Furthering Innovation and Business
The impact of the CI&E can be felt in many ways. Loyola participates in Stanford University’s University Innovation Fellows (UIF) program, through which faculty challenge a select group of students with bringing innovative ideas to their university to help foster problem-solving and innovation through design-thinking.
This year, Loyola’s UIF fellows are working to develop a Near-Peer Mentorship Program for Underrepresented Students in STEM that will pair first-year or sophomore students as mentees, with a junior or a senior student as mentors. The mentors will help mentees navigate through issues such as course selection, accessing resources, and getting an introduction to conducting research, which have shown to disproportionally challenge students of color in STEM.

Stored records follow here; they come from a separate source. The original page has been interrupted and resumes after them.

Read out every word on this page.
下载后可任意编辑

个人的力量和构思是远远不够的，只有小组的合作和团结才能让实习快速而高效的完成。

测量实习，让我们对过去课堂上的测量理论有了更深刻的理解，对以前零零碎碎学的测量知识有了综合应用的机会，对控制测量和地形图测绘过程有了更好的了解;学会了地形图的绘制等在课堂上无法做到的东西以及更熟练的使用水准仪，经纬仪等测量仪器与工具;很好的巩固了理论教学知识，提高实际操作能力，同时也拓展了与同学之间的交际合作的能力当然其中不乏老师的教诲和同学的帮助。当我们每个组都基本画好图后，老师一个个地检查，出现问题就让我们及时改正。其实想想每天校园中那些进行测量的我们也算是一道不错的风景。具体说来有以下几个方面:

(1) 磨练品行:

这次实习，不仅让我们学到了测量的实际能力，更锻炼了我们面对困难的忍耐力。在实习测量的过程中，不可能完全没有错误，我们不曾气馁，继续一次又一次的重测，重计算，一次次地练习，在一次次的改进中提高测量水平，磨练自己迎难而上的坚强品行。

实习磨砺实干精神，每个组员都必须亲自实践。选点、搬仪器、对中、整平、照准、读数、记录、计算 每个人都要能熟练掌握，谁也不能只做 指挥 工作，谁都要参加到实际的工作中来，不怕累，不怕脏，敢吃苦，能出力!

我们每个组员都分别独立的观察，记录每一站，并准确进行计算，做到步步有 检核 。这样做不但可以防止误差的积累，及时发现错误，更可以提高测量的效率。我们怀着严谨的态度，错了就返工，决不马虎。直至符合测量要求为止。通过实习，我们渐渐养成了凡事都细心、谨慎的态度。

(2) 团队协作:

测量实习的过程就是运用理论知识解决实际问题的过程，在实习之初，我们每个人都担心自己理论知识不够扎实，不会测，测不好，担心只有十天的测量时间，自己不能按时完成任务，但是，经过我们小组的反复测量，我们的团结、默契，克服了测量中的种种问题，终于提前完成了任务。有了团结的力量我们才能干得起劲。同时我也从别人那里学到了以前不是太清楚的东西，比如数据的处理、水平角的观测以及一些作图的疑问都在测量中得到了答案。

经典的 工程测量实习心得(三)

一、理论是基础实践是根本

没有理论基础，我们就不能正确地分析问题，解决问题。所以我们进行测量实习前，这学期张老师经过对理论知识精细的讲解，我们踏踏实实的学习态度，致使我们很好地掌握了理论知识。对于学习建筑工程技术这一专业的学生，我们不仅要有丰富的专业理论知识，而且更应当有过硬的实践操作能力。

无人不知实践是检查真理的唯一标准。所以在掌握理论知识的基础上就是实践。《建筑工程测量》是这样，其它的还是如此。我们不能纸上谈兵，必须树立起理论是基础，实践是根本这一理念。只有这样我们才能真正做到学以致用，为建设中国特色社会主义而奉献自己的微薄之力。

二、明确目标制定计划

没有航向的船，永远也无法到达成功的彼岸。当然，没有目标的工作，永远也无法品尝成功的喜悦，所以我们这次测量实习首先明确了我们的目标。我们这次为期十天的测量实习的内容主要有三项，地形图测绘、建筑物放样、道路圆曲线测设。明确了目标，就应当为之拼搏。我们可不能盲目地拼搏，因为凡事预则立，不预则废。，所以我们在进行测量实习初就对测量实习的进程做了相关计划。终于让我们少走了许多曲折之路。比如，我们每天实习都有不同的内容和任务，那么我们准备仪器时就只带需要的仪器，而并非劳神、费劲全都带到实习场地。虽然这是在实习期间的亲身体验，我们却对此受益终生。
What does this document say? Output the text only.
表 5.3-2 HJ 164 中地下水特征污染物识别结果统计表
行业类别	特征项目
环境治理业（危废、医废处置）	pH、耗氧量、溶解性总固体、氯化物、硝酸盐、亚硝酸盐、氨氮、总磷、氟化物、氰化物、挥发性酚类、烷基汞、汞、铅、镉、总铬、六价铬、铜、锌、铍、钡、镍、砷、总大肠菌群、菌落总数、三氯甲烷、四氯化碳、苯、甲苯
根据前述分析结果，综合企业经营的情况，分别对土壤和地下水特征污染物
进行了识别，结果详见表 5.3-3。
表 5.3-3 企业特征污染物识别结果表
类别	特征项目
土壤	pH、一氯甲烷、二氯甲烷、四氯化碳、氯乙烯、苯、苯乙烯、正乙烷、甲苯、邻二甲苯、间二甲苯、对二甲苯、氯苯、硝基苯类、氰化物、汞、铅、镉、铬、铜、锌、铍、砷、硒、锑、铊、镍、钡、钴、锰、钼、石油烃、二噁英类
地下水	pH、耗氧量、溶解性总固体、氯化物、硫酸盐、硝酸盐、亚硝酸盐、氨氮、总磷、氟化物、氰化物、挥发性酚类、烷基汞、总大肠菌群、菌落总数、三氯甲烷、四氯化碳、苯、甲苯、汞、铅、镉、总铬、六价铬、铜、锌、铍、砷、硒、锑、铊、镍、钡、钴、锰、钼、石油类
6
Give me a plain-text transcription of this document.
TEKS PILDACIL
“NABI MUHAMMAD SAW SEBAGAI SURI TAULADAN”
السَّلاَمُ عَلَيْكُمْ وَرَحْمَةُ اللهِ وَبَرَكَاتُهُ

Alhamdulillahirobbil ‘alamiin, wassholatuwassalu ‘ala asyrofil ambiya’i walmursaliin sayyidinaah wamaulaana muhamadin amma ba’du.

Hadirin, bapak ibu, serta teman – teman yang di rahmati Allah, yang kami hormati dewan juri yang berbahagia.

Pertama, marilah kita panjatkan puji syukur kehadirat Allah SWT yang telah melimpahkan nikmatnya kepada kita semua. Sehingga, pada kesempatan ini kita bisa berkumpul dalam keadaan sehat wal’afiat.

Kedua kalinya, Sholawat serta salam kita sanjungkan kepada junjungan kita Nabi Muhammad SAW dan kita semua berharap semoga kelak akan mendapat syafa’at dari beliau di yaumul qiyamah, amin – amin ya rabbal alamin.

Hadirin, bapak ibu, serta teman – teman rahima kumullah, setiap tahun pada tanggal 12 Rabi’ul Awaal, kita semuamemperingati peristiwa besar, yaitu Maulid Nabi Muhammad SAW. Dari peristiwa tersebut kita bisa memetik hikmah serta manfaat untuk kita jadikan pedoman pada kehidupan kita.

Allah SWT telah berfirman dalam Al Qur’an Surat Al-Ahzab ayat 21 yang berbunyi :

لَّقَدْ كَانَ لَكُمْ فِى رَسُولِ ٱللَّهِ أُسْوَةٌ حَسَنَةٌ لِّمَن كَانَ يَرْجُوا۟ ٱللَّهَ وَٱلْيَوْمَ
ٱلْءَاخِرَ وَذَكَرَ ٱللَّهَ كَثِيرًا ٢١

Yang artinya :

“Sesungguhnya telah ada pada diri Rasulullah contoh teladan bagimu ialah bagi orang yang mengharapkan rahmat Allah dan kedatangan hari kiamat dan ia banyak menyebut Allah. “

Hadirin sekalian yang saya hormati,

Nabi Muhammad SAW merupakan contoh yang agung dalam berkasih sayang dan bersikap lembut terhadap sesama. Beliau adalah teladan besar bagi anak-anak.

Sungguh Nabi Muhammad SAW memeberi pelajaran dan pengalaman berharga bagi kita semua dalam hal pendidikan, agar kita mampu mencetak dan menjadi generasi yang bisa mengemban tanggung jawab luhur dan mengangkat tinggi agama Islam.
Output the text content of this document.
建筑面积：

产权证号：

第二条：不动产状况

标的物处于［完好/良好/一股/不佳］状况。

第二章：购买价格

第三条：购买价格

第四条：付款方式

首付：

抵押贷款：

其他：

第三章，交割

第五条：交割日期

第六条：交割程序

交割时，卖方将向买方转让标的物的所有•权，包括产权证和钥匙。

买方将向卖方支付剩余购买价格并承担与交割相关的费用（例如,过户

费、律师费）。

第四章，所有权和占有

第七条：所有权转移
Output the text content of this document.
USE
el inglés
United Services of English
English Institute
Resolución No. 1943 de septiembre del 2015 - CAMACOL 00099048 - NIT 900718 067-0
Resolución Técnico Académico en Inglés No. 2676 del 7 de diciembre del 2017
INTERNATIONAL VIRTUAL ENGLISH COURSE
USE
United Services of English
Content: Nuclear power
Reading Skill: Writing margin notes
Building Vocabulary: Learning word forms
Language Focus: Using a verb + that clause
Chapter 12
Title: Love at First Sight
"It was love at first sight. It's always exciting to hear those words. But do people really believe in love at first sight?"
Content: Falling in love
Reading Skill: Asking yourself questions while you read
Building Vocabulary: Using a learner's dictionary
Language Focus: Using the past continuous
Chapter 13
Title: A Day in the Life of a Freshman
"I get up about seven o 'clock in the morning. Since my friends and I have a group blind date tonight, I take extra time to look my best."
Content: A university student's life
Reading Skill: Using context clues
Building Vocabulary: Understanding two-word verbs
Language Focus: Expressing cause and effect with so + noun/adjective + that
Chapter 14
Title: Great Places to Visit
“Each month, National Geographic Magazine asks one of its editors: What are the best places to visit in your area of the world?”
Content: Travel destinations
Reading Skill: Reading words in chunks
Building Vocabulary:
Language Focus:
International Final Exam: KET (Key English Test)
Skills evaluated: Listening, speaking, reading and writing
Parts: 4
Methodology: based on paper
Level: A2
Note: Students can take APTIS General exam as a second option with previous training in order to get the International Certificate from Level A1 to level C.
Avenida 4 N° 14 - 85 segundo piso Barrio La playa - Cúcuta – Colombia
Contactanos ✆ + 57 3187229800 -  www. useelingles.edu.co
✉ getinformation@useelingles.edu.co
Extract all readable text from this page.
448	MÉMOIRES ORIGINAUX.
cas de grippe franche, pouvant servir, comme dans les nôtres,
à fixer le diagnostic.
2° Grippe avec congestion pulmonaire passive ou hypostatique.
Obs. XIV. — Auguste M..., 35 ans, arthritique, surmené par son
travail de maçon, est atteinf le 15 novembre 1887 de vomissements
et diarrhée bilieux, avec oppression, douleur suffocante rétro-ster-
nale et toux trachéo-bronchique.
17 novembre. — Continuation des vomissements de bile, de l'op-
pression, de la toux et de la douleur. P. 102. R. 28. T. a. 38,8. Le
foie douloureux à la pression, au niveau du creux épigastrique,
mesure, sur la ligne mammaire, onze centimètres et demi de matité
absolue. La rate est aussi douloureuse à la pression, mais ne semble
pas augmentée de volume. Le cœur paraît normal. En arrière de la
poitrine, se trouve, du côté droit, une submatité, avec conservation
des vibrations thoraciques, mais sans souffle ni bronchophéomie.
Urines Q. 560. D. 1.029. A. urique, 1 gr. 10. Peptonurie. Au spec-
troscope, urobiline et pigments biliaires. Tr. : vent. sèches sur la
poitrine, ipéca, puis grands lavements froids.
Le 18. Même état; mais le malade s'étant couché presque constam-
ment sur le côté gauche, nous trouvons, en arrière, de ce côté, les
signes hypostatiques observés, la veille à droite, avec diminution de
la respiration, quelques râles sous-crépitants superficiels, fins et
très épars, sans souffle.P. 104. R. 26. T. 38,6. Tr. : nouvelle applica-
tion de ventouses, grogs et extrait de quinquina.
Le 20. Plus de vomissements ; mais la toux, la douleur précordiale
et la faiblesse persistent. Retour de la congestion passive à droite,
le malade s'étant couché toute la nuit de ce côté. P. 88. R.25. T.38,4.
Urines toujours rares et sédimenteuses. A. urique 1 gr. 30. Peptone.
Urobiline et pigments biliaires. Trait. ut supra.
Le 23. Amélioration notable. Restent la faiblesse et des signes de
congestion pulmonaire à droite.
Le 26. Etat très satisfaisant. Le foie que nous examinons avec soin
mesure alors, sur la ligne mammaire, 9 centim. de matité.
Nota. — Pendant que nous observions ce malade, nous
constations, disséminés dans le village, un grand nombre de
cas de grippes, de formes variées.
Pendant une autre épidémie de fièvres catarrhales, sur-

“The fifth cohort of the University Innovation Fellows at Loyola has demonstrated their ability to be agile and nimble while being away from our beautiful campus at this time,” said Roughani. “Our UIFs have demonstrated their leadership and ability to be agents of change by moving their project forward, despite pandemic challenges.”
At Loyola and Beyond
In addition to helping students develop an innovative mindset within the Loyola community, the CI&E’s mission off-campus is to be a part of transforming Baltimore through wealth and job creation among women entrepreneurs and founders of color across the city.
To further its investment in innovation and entrepreneurship among students, Loyola will co-host—with the University of Baltimore—Leading with Entrepreneurship: Succeeding in Revitalization, a global conference on October 13-16, 2021. During this conference, Global Consortium of Entrepreneurship Center members will share success stories in entrepreneurship and innovation education in pursuit of revitalization.
Throughout the Covid-19 pandemic, Loyola’s CI&E has assisted small businesses with mentorship and consultation in a time of great uncertainty through the Crisis Navigators program. Crisis Navigators is an emergency pro-bono consulting resource designed to specifically help Baltimore City-based businesses navigate the crisis.
“We talked to such a diverse pool of businesses that are connected in their need to pivot to respond to Covid-19, and their commitment to their employees and customers,” said Bolger. “At Loyola, we have an amazing network of faculty, alumni, and others who are eager to share their expertise in a way that is impactful to the community.”